The hepatitis B virus-X (HBx) protein is known as a multifunctional protein that not only coactivates transcription of viral and cellular genes but coordinates the balance between proliferation and programmed cell death, by inducing or blocking apoptosis. In this study the role of the HBx protein in activation of phosphatidylinositol 3-kinase (PI3K) was investigated as a possible cause of anti-apoptosis in liver cells. HBx relieved serum deprivation-induced and pro-apoptic stimuli-induced apoptosis in Chang liver (CHL) cells. Treatment with 1-d-3-deoxy-3-fluoro-myo-inositol, an antagonist to PI3K, which blocks the formation of 3'-phosphorylated phosphatidyl inositol in CHL cells transformed by HBx (CHL-X) but not normal Chang liver (CHL) cells, showed a marked loss of viability with evidence of apoptosis. Similarly, treatment with wortmannin, an inhibitor of PI3K, stimulated apoptosis in HBx-transformed CHL cells but not in normal cells, confirming that HBx blocks apoptosis through the PI3K pathway. The serine 47 threonine kinase, Akt, one of the downstream effectors of PI3K-dependent survival signaling was 2-fold higher in HBx-transformed CHL (CHL-X) cells than CHL cells. Phosphorylation of Akt at serine 473 and Bad at serine 136 were induced by HBx, which were specifically blocked by wortmannin and dominant negative mutants of Akt and Bad, respectively. We also demonstrated that HBx inhibits caspase 3 activity and HBx down-regulation of caspase 3 activity was blocked by the PI3K inhibitor. Regions required for PI3K phosphorylation on the HBx protein overlap with the known transactivation domains. HBx blocks apoptosis induced by serum withdrawal in CHL cells in a p53-independent manner. The results indicate that, unlike other DNA tumor viruses that block apoptosis by inactivating p53, the hepatitis B virus achieves protection from apoptotic death through a HBx-PI3K-Akt-Bad pathway and by inactivating caspase 3 activity that is at least partially p53-independent in liver cells. Moreover, these data suggest that modulation of the PI3K activity may represent a potential therapeutic strategy to counteract the occurrence of apoptosis in human hepatocellular carcinoma.

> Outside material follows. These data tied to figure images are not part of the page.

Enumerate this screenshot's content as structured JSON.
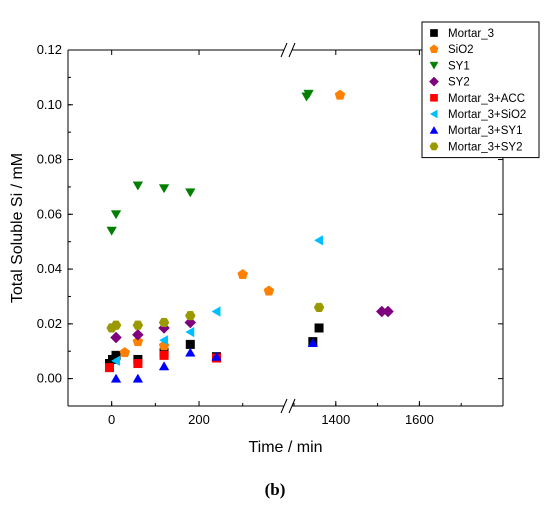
{
  "chart_data": {
    "type": "scatter",
    "xlabel": "Time / min",
    "ylabel": "Total Soluble Si / mM",
    "ylim": [
      -0.01,
      0.12
    ],
    "yticks": [
      "0.00",
      "0.02",
      "0.04",
      "0.06",
      "0.08",
      "0.10",
      "0.12"
    ],
    "x_axis": {
      "type": "broken",
      "segments": [
        {
          "xlim": [
            -100,
            390
          ],
          "ticks": [
            "0",
            "200"
          ]
        },
        {
          "xlim": [
            1300,
            1800
          ],
          "ticks": [
            "1400",
            "1600"
          ]
        }
      ]
    },
    "grid": false,
    "legend_position": "top-right",
    "series": [
      {
        "name": "Mortar_3",
        "marker": "square",
        "color": "#000000",
        "points": [
          [
            -5,
            0.0055
          ],
          [
            2,
            0.007
          ],
          [
            10,
            0.0085
          ],
          [
            60,
            0.007
          ],
          [
            120,
            0.0095
          ],
          [
            180,
            0.0125
          ],
          [
            240,
            0.008
          ],
          [
            1345,
            0.0135
          ],
          [
            1360,
            0.0185
          ]
        ]
      },
      {
        "name": "SiO2",
        "marker": "pentagon",
        "color": "#ff8000",
        "points": [
          [
            30,
            0.0095
          ],
          [
            60,
            0.0135
          ],
          [
            120,
            0.012
          ],
          [
            300,
            0.038
          ],
          [
            360,
            0.032
          ],
          [
            1410,
            0.1035
          ]
        ]
      },
      {
        "name": "SY1",
        "marker": "triangle-down",
        "color": "#007f00",
        "points": [
          [
            0,
            0.054
          ],
          [
            10,
            0.06
          ],
          [
            60,
            0.0705
          ],
          [
            120,
            0.0695
          ],
          [
            180,
            0.068
          ],
          [
            1330,
            0.103
          ],
          [
            1335,
            0.104
          ]
        ]
      },
      {
        "name": "SY2",
        "marker": "diamond",
        "color": "#7f007f",
        "points": [
          [
            10,
            0.015
          ],
          [
            60,
            0.016
          ],
          [
            120,
            0.0185
          ],
          [
            180,
            0.0205
          ],
          [
            1510,
            0.0245
          ],
          [
            1525,
            0.0245
          ]
        ]
      },
      {
        "name": "Mortar_3+ACC",
        "marker": "square",
        "color": "#ff0000",
        "points": [
          [
            -5,
            0.004
          ],
          [
            60,
            0.0055
          ],
          [
            120,
            0.0085
          ],
          [
            240,
            0.0075
          ]
        ]
      },
      {
        "name": "Mortar_3+SiO2",
        "marker": "triangle-left",
        "color": "#00bfff",
        "points": [
          [
            10,
            0.0065
          ],
          [
            120,
            0.014
          ],
          [
            180,
            0.017
          ],
          [
            240,
            0.0245
          ],
          [
            1360,
            0.0505
          ]
        ]
      },
      {
        "name": "Mortar_3+SY1",
        "marker": "triangle-up",
        "color": "#0000ff",
        "points": [
          [
            10,
            0.0
          ],
          [
            60,
            0.0
          ],
          [
            120,
            0.0045
          ],
          [
            180,
            0.0095
          ],
          [
            240,
            0.008
          ],
          [
            1345,
            0.013
          ]
        ]
      },
      {
        "name": "Mortar_3+SY2",
        "marker": "hexagon",
        "color": "#9a9a00",
        "points": [
          [
            0,
            0.0185
          ],
          [
            10,
            0.0195
          ],
          [
            60,
            0.0195
          ],
          [
            120,
            0.0205
          ],
          [
            180,
            0.023
          ],
          [
            1360,
            0.026
          ]
        ]
      }
    ]
  },
  "caption": "(b)"
}
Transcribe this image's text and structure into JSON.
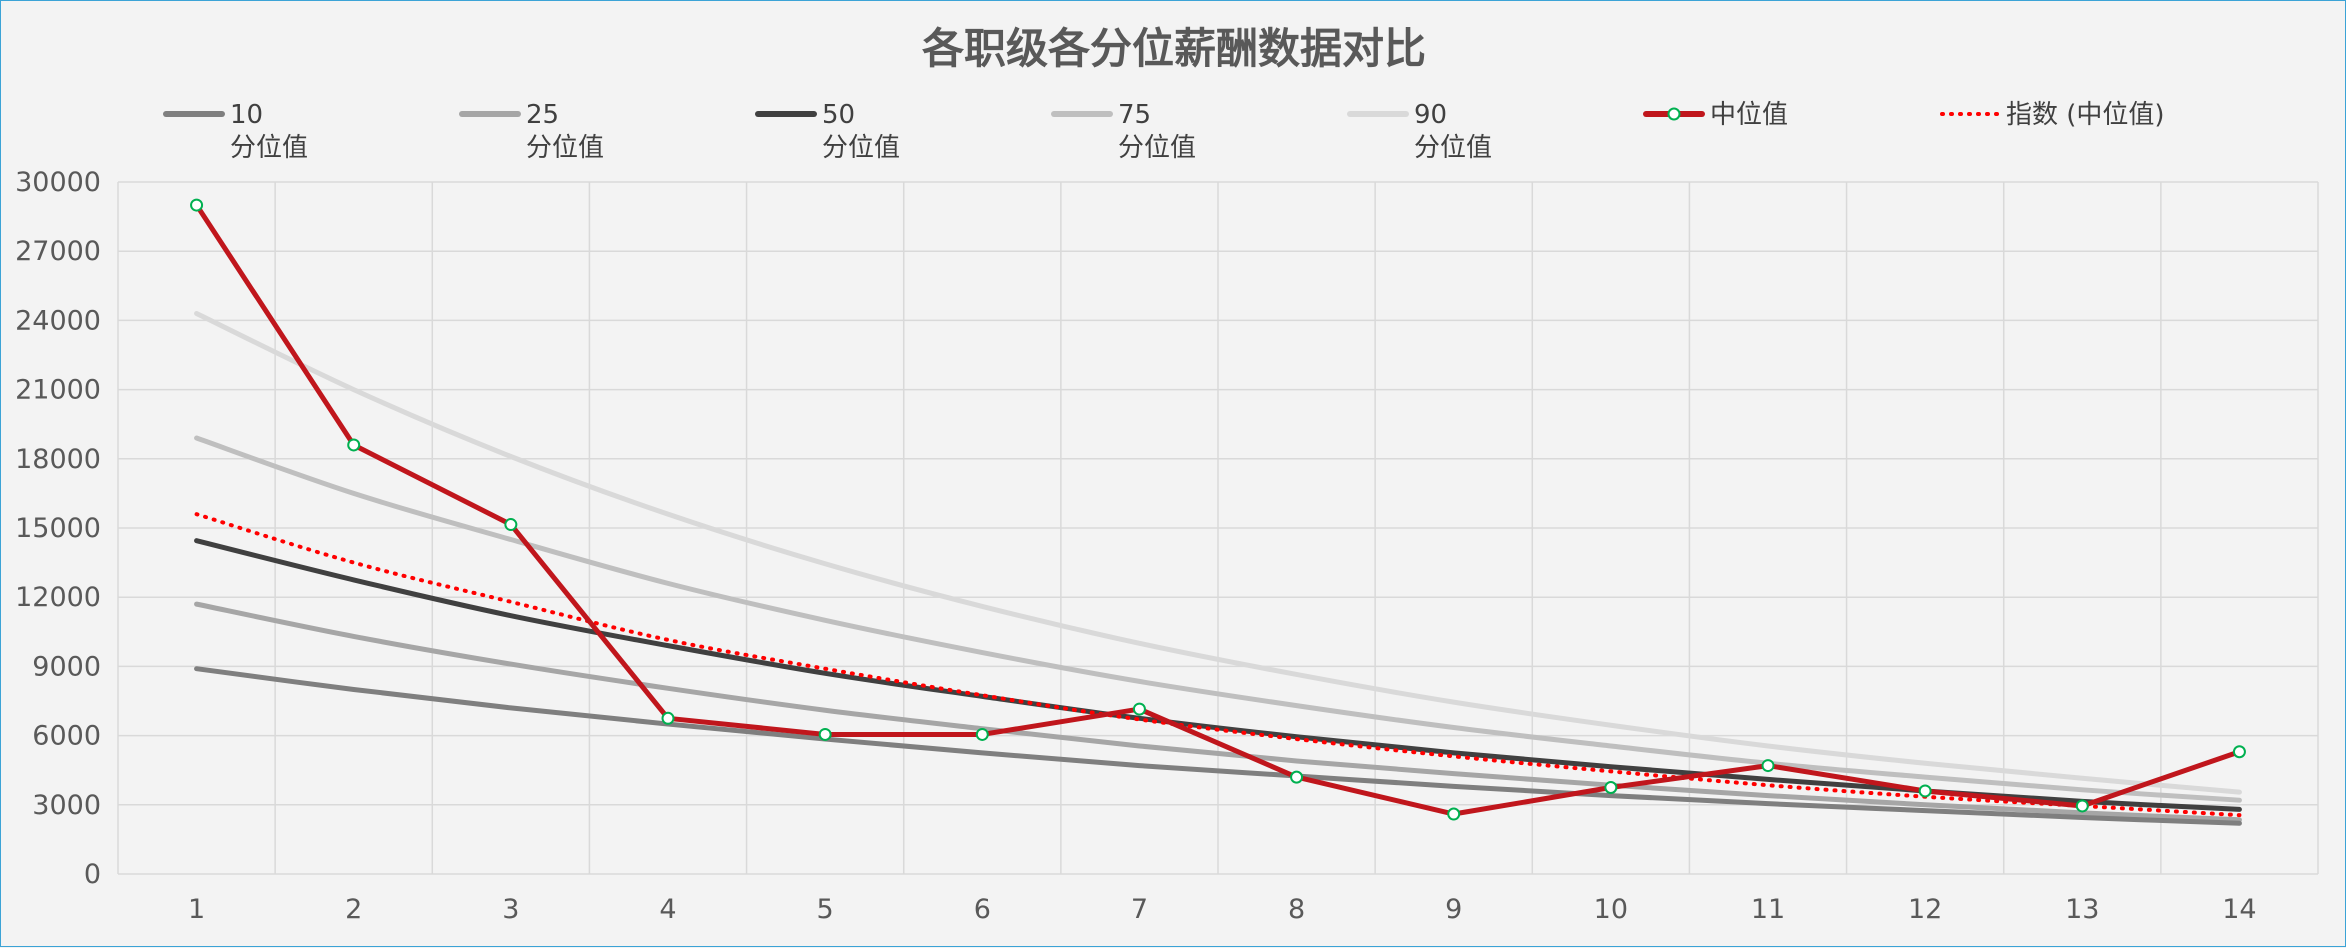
{
  "chart_data": {
    "type": "line",
    "title": "各职级各分位薪酬数据对比",
    "xlabel": "",
    "ylabel": "",
    "categories": [
      "1",
      "2",
      "3",
      "4",
      "5",
      "6",
      "7",
      "8",
      "9",
      "10",
      "11",
      "12",
      "13",
      "14"
    ],
    "ylim": [
      0,
      30000
    ],
    "yticks": [
      "0",
      "3000",
      "6000",
      "9000",
      "12000",
      "15000",
      "18000",
      "21000",
      "24000",
      "27000",
      "30000"
    ],
    "grid": true,
    "legend_position": "top",
    "series": [
      {
        "name_line1": "10",
        "name_line2": "分位值",
        "color": "#7f7f7f",
        "width": 5,
        "style": "solid",
        "markers": false,
        "values": [
          8900,
          8000,
          7200,
          6500,
          5850,
          5250,
          4700,
          4250,
          3800,
          3400,
          3050,
          2750,
          2450,
          2200
        ]
      },
      {
        "name_line1": "25",
        "name_line2": "分位值",
        "color": "#a6a6a6",
        "width": 5,
        "style": "solid",
        "markers": false,
        "values": [
          11700,
          10300,
          9100,
          8050,
          7100,
          6300,
          5550,
          4900,
          4350,
          3850,
          3400,
          3000,
          2650,
          2350
        ]
      },
      {
        "name_line1": "50",
        "name_line2": "分位值",
        "color": "#404040",
        "width": 5,
        "style": "solid",
        "markers": false,
        "values": [
          14450,
          12750,
          11200,
          9900,
          8700,
          7700,
          6750,
          5950,
          5250,
          4650,
          4100,
          3600,
          3150,
          2800
        ]
      },
      {
        "name_line1": "75",
        "name_line2": "分位值",
        "color": "#bfbfbf",
        "width": 5,
        "style": "solid",
        "markers": false,
        "values": [
          18900,
          16500,
          14500,
          12600,
          11000,
          9600,
          8350,
          7300,
          6350,
          5550,
          4800,
          4200,
          3650,
          3200
        ]
      },
      {
        "name_line1": "90",
        "name_line2": "分位值",
        "color": "#d9d9d9",
        "width": 5,
        "style": "solid",
        "markers": false,
        "values": [
          24300,
          21000,
          18100,
          15600,
          13450,
          11600,
          10000,
          8650,
          7450,
          6450,
          5550,
          4800,
          4150,
          3550
        ]
      },
      {
        "name_line1": "中位值",
        "name_line2": "",
        "color": "#c0161c",
        "width": 5,
        "style": "solid",
        "markers": true,
        "marker_fill": "#ffffff",
        "marker_stroke": "#00b050",
        "values": [
          29000,
          18600,
          15150,
          6750,
          6050,
          6050,
          7150,
          4200,
          2600,
          3750,
          4700,
          3600,
          2950,
          5300
        ]
      },
      {
        "name_line1": "指数 (中位值)",
        "name_line2": "",
        "color": "#ff0000",
        "width": 4,
        "style": "dotted",
        "markers": false,
        "values": [
          15600,
          13500,
          11800,
          10150,
          8900,
          7750,
          6700,
          5850,
          5100,
          4450,
          3850,
          3350,
          2950,
          2550
        ]
      }
    ]
  }
}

乙肝病毒X蛋白(HBx)是一种多功能蛋白,它不仅能共激活病毒和细胞基因的转录,还能通过诱导或阻断细胞凋亡来协调细胞增殖与程序性细胞死亡之间的平衡。在本研究中,对HBx蛋白在激活磷脂酰肌醇3激酶(PI3K)中的作用进行了研究,这可能是肝细胞抗凋亡的一个原因。HBx可减轻血清剥夺诱导的凋亡以及促凋亡刺激诱导的张氏肝癌(CHL)细胞凋亡。用1-d-3-脱氧-3-氟-肌醇(一种PI3K拮抗剂)处理,它能阻断HBx转化的CHL细胞(CHL-X)中3'-磷酸化磷脂酰肌醇的形成,但对正常张氏肝癌细胞(CHL)无效,结果显示细胞活力显著丧失并有凋亡迹象。同样,用PI3K抑制剂渥曼青霉素处理,可刺激HBx转化的CHL细胞凋亡,但对正常细胞无效,这证实了HBx通过PI3K途径阻断凋亡。丝氨酸47苏氨酸激酶Akt是PI3K依赖性生存信号的下游效应器之一,在HBx转化的CHL(CHL-X)细胞中的水平比CHL细胞高2倍。HBx诱导Akt在丝氨酸473位点以及Bad在丝氨酸136位点的磷酸化,它们分别被渥曼青霉素以及Akt和Bad的显性负突变体特异性阻断。我们还证明HBx抑制半胱天冬酶3的活性,并且PI3K抑制剂可阻断HBx对其活性的下调作用。HBx蛋白上PI3K磷酸化所需区域与已知的反式激活结构域重叠。HBx以不依赖p53的方式阻断CHL细胞中血清剥夺诱导的凋亡。结果表明,与其他通过使p53失活来阻断凋亡的DNA肿瘤病毒不同,乙肝病毒通过HBx-PI3K-Akt-Bad途径以及至少部分在肝细胞中不依赖p53的方式使半胱天冬酶3失活来实现对凋亡死亡的保护。此外,这些数据表明调节PI3K活性可能是对抗人类肝细胞癌中凋亡发生的一种潜在治疗策略。